4.1 En l'occurrence, il n'y a pas lieu de s'écarter de l'appréciation faite
par le docteur P.________, laquelle constitue, comme l'ont souligné à juste
titre les premiers juges aux considérants desquels il peut être renvoyé, une
synthèse objective de la situation médicale, fondée sur les documents
d'imagerie et les rapports médicaux versés au dossier. Les considérations
émises par le recourant à l'appui de son recours de droit administratif ne
portent d'ailleurs pas sur le bien-fondé de cette appréciation, mais sont
bien plutôt de nature formelle. Or, G.________ ne met en évidence aucun
élément concret susceptible de mettre en doute l'impartialité du docteur
P.________. Le simple fait que ce médecin appartienne à l'équipe médicale de
la CNA ne permet en effet pas encore de douter de l'objectivité de son
appréciation ni de soupçonner une prévention à l'égard de l'assuré (voir ATF
125 V 353 consid. 3b/ee). Le fait que le docteur P.________ n'ait pas examiné
personnellement le recourant importe à cet égard peu. Son appréciation repose
sur un dossier médical qui contient suffisamment d'indications médicales
fiables et concordantes qui, elles, se fondent sur un examen personnel de
l'assuré (voir RAMA 2001 n° U 348 p. 346 consid. 3d) et, partant, rendent
superflues la mise en oeuvre d'une mesure d'instruction complémentaire.

4.2 Eu égard aux pièces médicales versées au dossier et au contexte
socioprofessionnel dans lequel s'est inscrite la symptomatologie du
recourant, on ne saurait reprocher aux premiers juges et à la CNA d'avoir
considéré que les troubles dorso-lombaires pour lesquels le recourant suivait
un traitement pris en charge par la CNA n'étaient plus en relation de
causalité naturelle avec les accidents litigieux au moment où le droit aux
prestations d'assurance a été supprimé. En tant que lesdits troubles n'ont
pas empêché le recourant d'exercer une activité lucrative à plein temps
durant près de neuf mois, il apparaît en effet peu vraisemblable que
l'aggravation survenue à compter du mois d'août 2003 et qui a conduit à une
incapacité de travail totale, soit en relation de causalité naturelle avec
les événements accidentels litigieux. Comme l'ont relevé l'ensemble des
médecins consultés, cette aggravation semble bien plutôt avoir été
conditionnée par le licenciement, si bien qu'il convient d'admettre que des
facteurs psychiques - tels que ceux relevés par les docteurs S.________ et
R.________ - et socioprofessionnels, étrangers aux accidents en cause, ont
pris une importance prépondérante et entretenu, indirectement, les problèmes
physiques et le traitement médical y relatif.

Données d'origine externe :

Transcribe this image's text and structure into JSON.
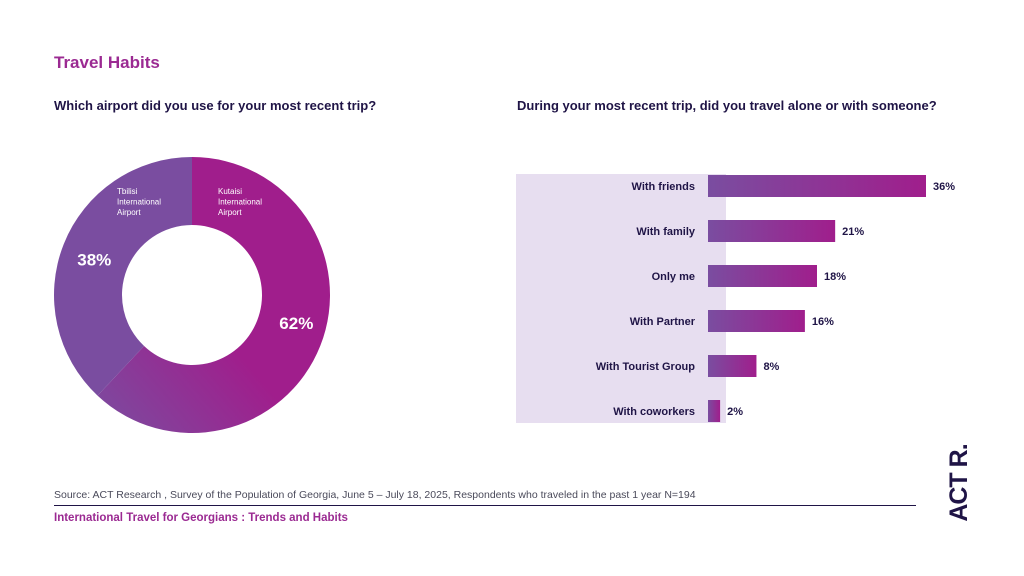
{
  "page": {
    "title": "Travel Habits",
    "source": "Source: ACT Research , Survey of the Population of Georgia, June 5 – July 18, 2025, Respondents who traveled in the past 1 year N=194",
    "footer_title": "International Travel for Georgians : Trends and Habits",
    "logo_text": "ACT R."
  },
  "colors": {
    "accent": "#9b2a92",
    "purple": "#7a4da0",
    "magenta": "#a01e8c",
    "bar_background": "#e7def0",
    "text_dark": "#1f1446"
  },
  "chart_data": [
    {
      "type": "pie",
      "title": "Which airport did you use for your most recent trip?",
      "slices": [
        {
          "label": "Kutaisi International Airport",
          "label_lines": [
            "Kutaisi",
            "International",
            "Airport"
          ],
          "value": 62,
          "value_label": "62%",
          "color": "#a01e8c"
        },
        {
          "label": "Tbilisi International Airport",
          "label_lines": [
            "Tbilisi",
            "International",
            "Airport"
          ],
          "value": 38,
          "value_label": "38%",
          "color": "#7a4da0"
        }
      ]
    },
    {
      "type": "bar",
      "orientation": "horizontal",
      "title": "During your most recent trip, did you travel alone or with someone?",
      "categories": [
        "With friends",
        "With family",
        "Only me",
        "With Partner",
        "With Tourist Group",
        "With coworkers"
      ],
      "values": [
        36,
        21,
        18,
        16,
        8,
        2
      ],
      "value_labels": [
        "36%",
        "21%",
        "18%",
        "16%",
        "8%",
        "2%"
      ],
      "xlim": [
        0,
        36
      ]
    }
  ]
}
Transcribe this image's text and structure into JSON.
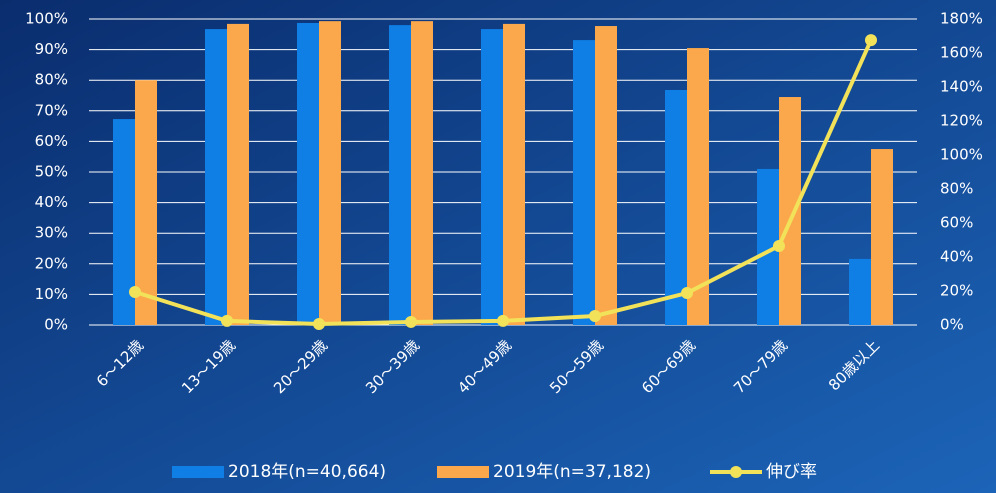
{
  "chart_data": {
    "type": "bar-line",
    "categories": [
      "6〜12歳",
      "13〜19歳",
      "20〜29歳",
      "30〜39歳",
      "40〜49歳",
      "50〜59歳",
      "60〜69歳",
      "70〜79歳",
      "80歳以上"
    ],
    "series": [
      {
        "name": "2018年(n=40,664)",
        "type": "bar",
        "color": "#0f7fe6",
        "values": [
          67.3,
          96.7,
          98.7,
          98.0,
          96.7,
          93.1,
          76.8,
          51.0,
          21.6
        ]
      },
      {
        "name": "2019年(n=37,182)",
        "type": "bar",
        "color": "#fba84c",
        "values": [
          80.0,
          98.4,
          99.3,
          99.3,
          98.4,
          97.7,
          90.5,
          74.5,
          57.5
        ]
      },
      {
        "name": "伸び率",
        "type": "line",
        "axis": "y2",
        "color": "#f2e25a",
        "values": [
          19.4,
          2.4,
          0.6,
          1.8,
          2.4,
          5.3,
          18.8,
          46.5,
          167.6
        ]
      }
    ],
    "ylim": [
      0,
      100
    ],
    "yticks": [
      {
        "value": 0,
        "label": "0%"
      },
      {
        "value": 10,
        "label": "10%"
      },
      {
        "value": 20,
        "label": "20%"
      },
      {
        "value": 30,
        "label": "30%"
      },
      {
        "value": 40,
        "label": "40%"
      },
      {
        "value": 50,
        "label": "50%"
      },
      {
        "value": 60,
        "label": "60%"
      },
      {
        "value": 70,
        "label": "70%"
      },
      {
        "value": 80,
        "label": "80%"
      },
      {
        "value": 90,
        "label": "90%"
      },
      {
        "value": 100,
        "label": "100%"
      }
    ],
    "y2lim": [
      0,
      180
    ],
    "y2ticks": [
      {
        "value": 0,
        "label": "0%"
      },
      {
        "value": 20,
        "label": "20%"
      },
      {
        "value": 40,
        "label": "40%"
      },
      {
        "value": 60,
        "label": "60%"
      },
      {
        "value": 80,
        "label": "80%"
      },
      {
        "value": 100,
        "label": "100%"
      },
      {
        "value": 120,
        "label": "120%"
      },
      {
        "value": 140,
        "label": "140%"
      },
      {
        "value": 160,
        "label": "160%"
      },
      {
        "value": 180,
        "label": "180%"
      }
    ],
    "grid": true,
    "legend": "bottom"
  }
}
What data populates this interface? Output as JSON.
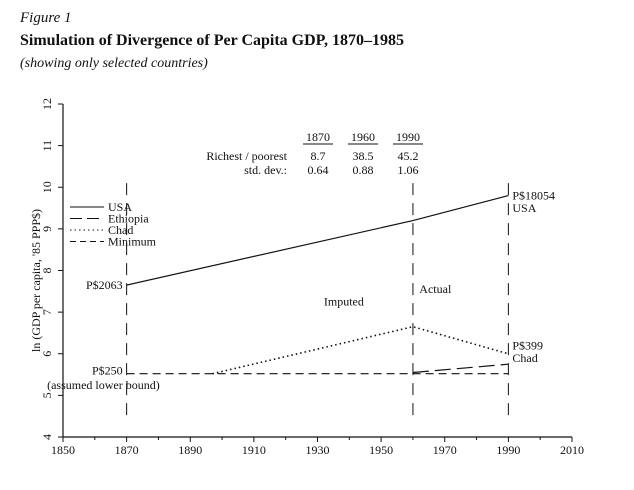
{
  "figure_label": "Figure 1",
  "title": "Simulation of Divergence of Per Capita GDP, 1870–1985",
  "subtitle": "(showing only selected countries)",
  "colors": {
    "ink": "#111111",
    "background": "#ffffff"
  },
  "chart_data": {
    "type": "line",
    "ylabel": "ln (GDP per capita, '85 PPP$)",
    "xlim": [
      1850,
      2010
    ],
    "ylim": [
      4,
      12
    ],
    "x_ticks": [
      1850,
      1870,
      1890,
      1910,
      1930,
      1950,
      1970,
      1990,
      2010
    ],
    "y_ticks": [
      4,
      5,
      6,
      7,
      8,
      9,
      10,
      11,
      12
    ],
    "series": [
      {
        "name": "USA",
        "style": "solid",
        "points": [
          [
            1870,
            7.65
          ],
          [
            1960,
            9.2
          ],
          [
            1990,
            9.8
          ]
        ]
      },
      {
        "name": "Ethiopia",
        "style": "long-dash",
        "points": [
          [
            1960,
            5.55
          ],
          [
            1990,
            5.75
          ]
        ]
      },
      {
        "name": "Chad",
        "style": "dotted",
        "points": [
          [
            1897,
            5.52
          ],
          [
            1960,
            6.65
          ],
          [
            1990,
            6.0
          ]
        ]
      },
      {
        "name": "Minimum",
        "style": "dash",
        "points": [
          [
            1870,
            5.52
          ],
          [
            1990,
            5.52
          ]
        ]
      }
    ],
    "vertical_lines": [
      1870,
      1960,
      1990
    ],
    "legend": {
      "position": "top-left",
      "entries": [
        "USA",
        "Ethiopia",
        "Chad",
        "Minimum"
      ]
    },
    "annotations": [
      {
        "text": "P$2063",
        "x": 1870,
        "y": 7.65,
        "anchor": "end"
      },
      {
        "text": "P$18054",
        "x": 1990,
        "y": 9.8,
        "anchor": "start"
      },
      {
        "text": "USA",
        "x": 1990,
        "y": 9.5,
        "anchor": "start"
      },
      {
        "text": "P$399",
        "x": 1990,
        "y": 6.2,
        "anchor": "start"
      },
      {
        "text": "Chad",
        "x": 1990,
        "y": 5.9,
        "anchor": "start"
      },
      {
        "text": "P$250",
        "x": 1870,
        "y": 5.6,
        "anchor": "end"
      },
      {
        "text": "(assumed lower bound)",
        "x": 1845,
        "y": 5.25,
        "anchor": "start"
      },
      {
        "text": "Imputed",
        "x": 1932,
        "y": 7.25,
        "anchor": "start"
      },
      {
        "text": "Actual",
        "x": 1962,
        "y": 7.55,
        "anchor": "start"
      }
    ],
    "inset_table": {
      "columns": [
        "1870",
        "1960",
        "1990"
      ],
      "rows": [
        {
          "label": "Richest / poorest",
          "values": [
            "8.7",
            "38.5",
            "45.2"
          ]
        },
        {
          "label": "std. dev.:",
          "values": [
            "0.64",
            "0.88",
            "1.06"
          ]
        }
      ]
    }
  }
}
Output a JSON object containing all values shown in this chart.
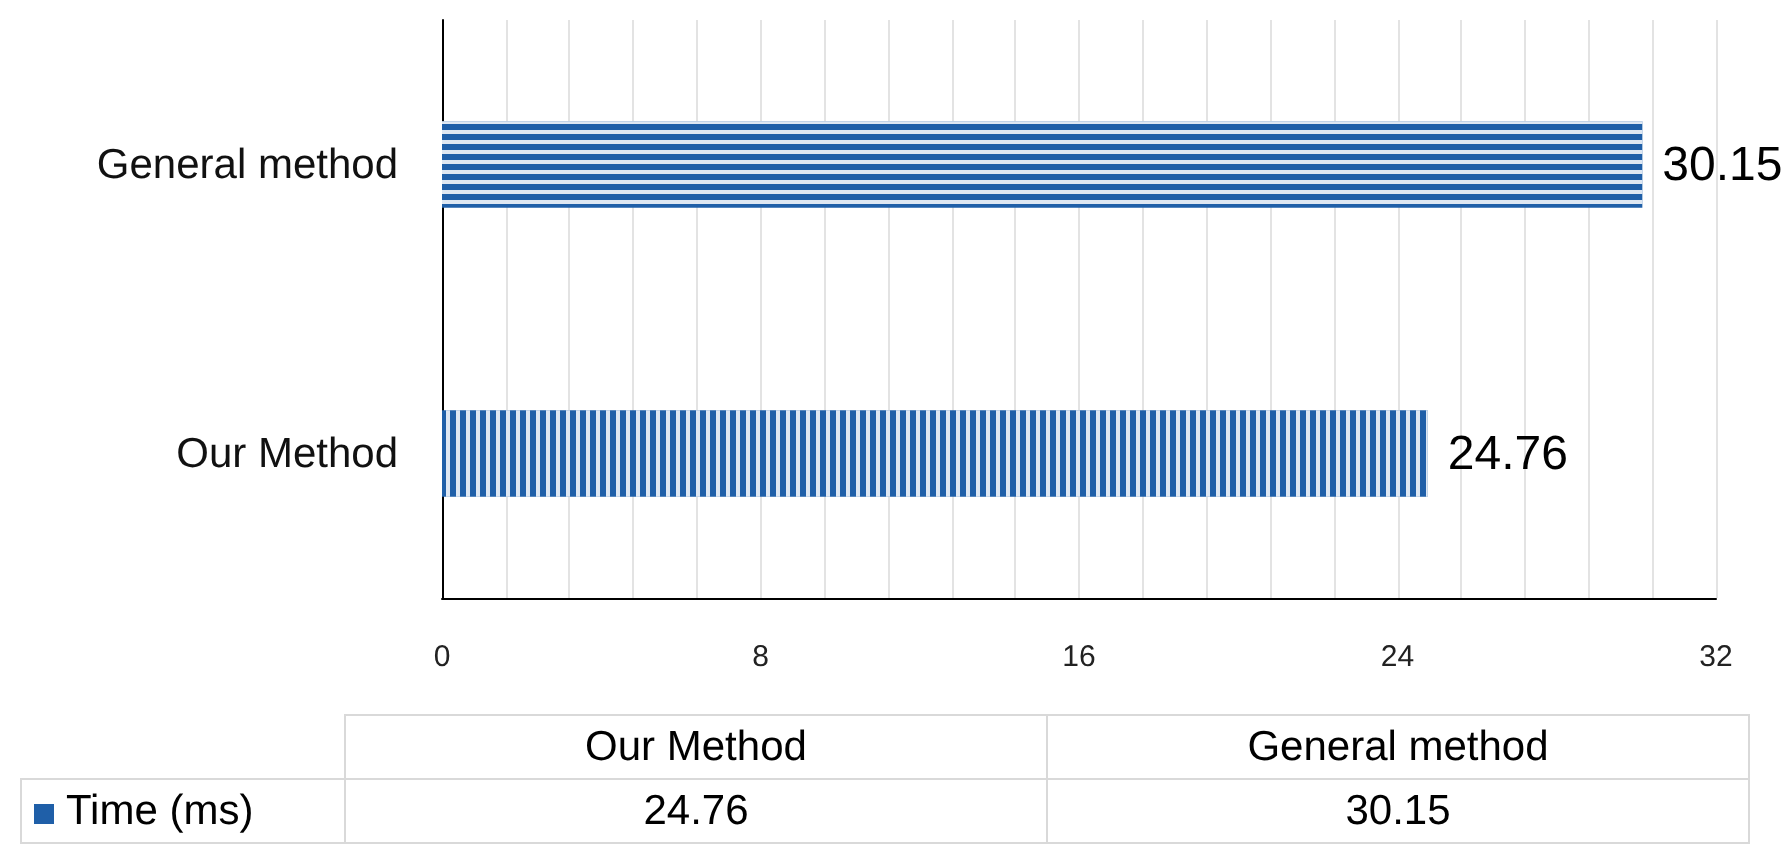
{
  "chart_data": {
    "type": "bar",
    "orientation": "horizontal",
    "categories": [
      "General method",
      "Our Method"
    ],
    "series": [
      {
        "name": "Time (ms)",
        "color": "#1f5fa8",
        "values": [
          30.15,
          24.76
        ],
        "value_labels": [
          "30.15",
          "24.76"
        ]
      }
    ],
    "xlim": [
      0,
      32
    ],
    "xticks": [
      0,
      {
        "value": 1.6,
        "label": null
      },
      {
        "value": 3.2,
        "label": null
      },
      {
        "value": 4.8,
        "label": null
      },
      {
        "value": 6.4,
        "label": null
      },
      8,
      {
        "value": 9.6,
        "label": null
      },
      {
        "value": 11.2,
        "label": null
      },
      {
        "value": 12.8,
        "label": null
      },
      {
        "value": 14.4,
        "label": null
      },
      16,
      {
        "value": 17.6,
        "label": null
      },
      {
        "value": 19.2,
        "label": null
      },
      {
        "value": 20.8,
        "label": null
      },
      {
        "value": 22.4,
        "label": null
      },
      24,
      {
        "value": 25.6,
        "label": null
      },
      {
        "value": 27.2,
        "label": null
      },
      {
        "value": 28.8,
        "label": null
      },
      {
        "value": 30.4,
        "label": null
      },
      32
    ],
    "annotations": [
      "24.76",
      "30.15"
    ],
    "grid": "x",
    "legend": "bottom"
  }
}
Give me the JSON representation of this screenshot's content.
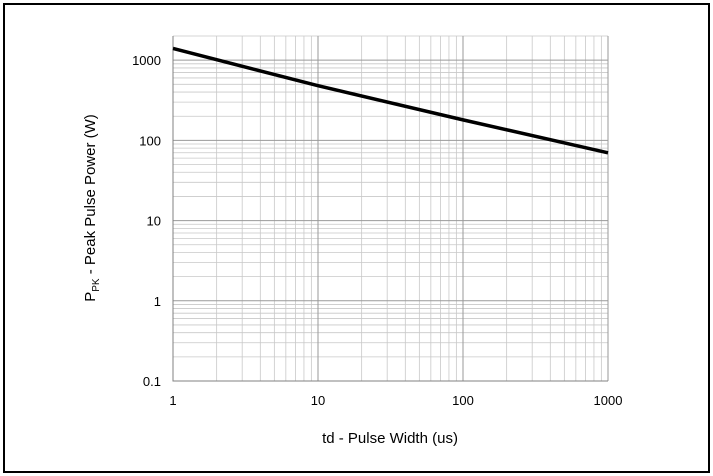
{
  "chart_data": {
    "type": "line",
    "title": "",
    "xlabel": "td - Pulse Width (us)",
    "ylabel": {
      "prefix": "P",
      "subscript": "PK",
      "suffix": " - Peak Pulse Power (W)"
    },
    "x_scale": "log",
    "y_scale": "log",
    "xlim": [
      1,
      1000
    ],
    "ylim": [
      0.1,
      2000
    ],
    "x_ticks": [
      {
        "value": 1,
        "label": "1"
      },
      {
        "value": 10,
        "label": "10"
      },
      {
        "value": 100,
        "label": "100"
      },
      {
        "value": 1000,
        "label": "1000"
      }
    ],
    "y_ticks": [
      {
        "value": 0.1,
        "label": "0.1"
      },
      {
        "value": 1,
        "label": "1"
      },
      {
        "value": 10,
        "label": "10"
      },
      {
        "value": 100,
        "label": "100"
      },
      {
        "value": 1000,
        "label": "1000"
      }
    ],
    "grid": true,
    "legend": "none",
    "series": [
      {
        "color": "#000000",
        "x": [
          1,
          10,
          100,
          1000
        ],
        "y": [
          1400,
          480,
          180,
          70
        ]
      }
    ]
  }
}
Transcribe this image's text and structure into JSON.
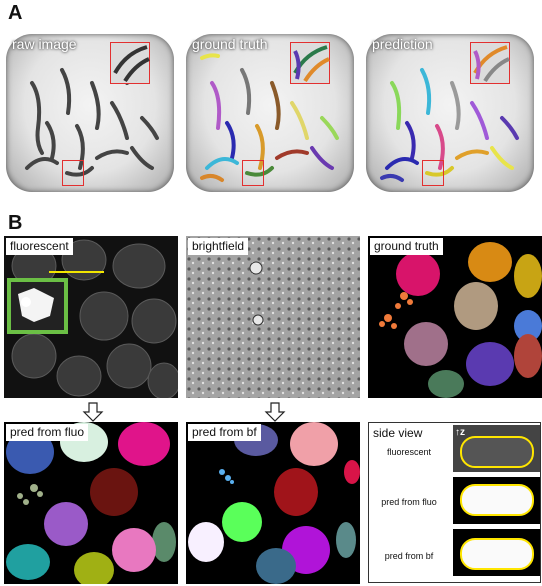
{
  "panelA": {
    "letter": "A",
    "images": [
      {
        "label": "raw image"
      },
      {
        "label": "ground truth"
      },
      {
        "label": "prediction"
      }
    ]
  },
  "panelB": {
    "letter": "B",
    "top_labels": [
      "fluorescent",
      "brightfield",
      "ground truth"
    ],
    "bottom_labels": [
      "pred from fluo",
      "pred from bf"
    ],
    "side_view": {
      "title": "side view",
      "axis": "z",
      "rows": [
        "fluorescent",
        "pred from fluo",
        "pred from bf"
      ]
    }
  },
  "colors": {
    "highlight_box": "#e23030",
    "inset_box": "#6bbf45",
    "scan_line": "#f2e600",
    "outline": "#ffe600"
  }
}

4.3 Il résulte de ce qui précède que l'intimée était fondée, par sa décision
sur opposition du 18 juin 2004, à nier tout lien de causalité naturelle entre
les douleurs présentées par le recourant au-delà du 29 février 2004 et les
accidents des 6 juin et 20 novembre 2002 et, partant, à mettre un terme à
l'octroi de ses prestations dès le 29 février 2004.
Partant, le recours se révèle mal fondé.

Par ces motifs, le Tribunal fédéral des assurances prononce:

1.
Le recours est rejeté.

2.
Il n'est pas perçu de frais de justice.

3.
Le présent arrêt sera communiqué aux parties, au Tribunal administratif du
canton de Neuchâtel et à l'Office fédéral de la santé publique.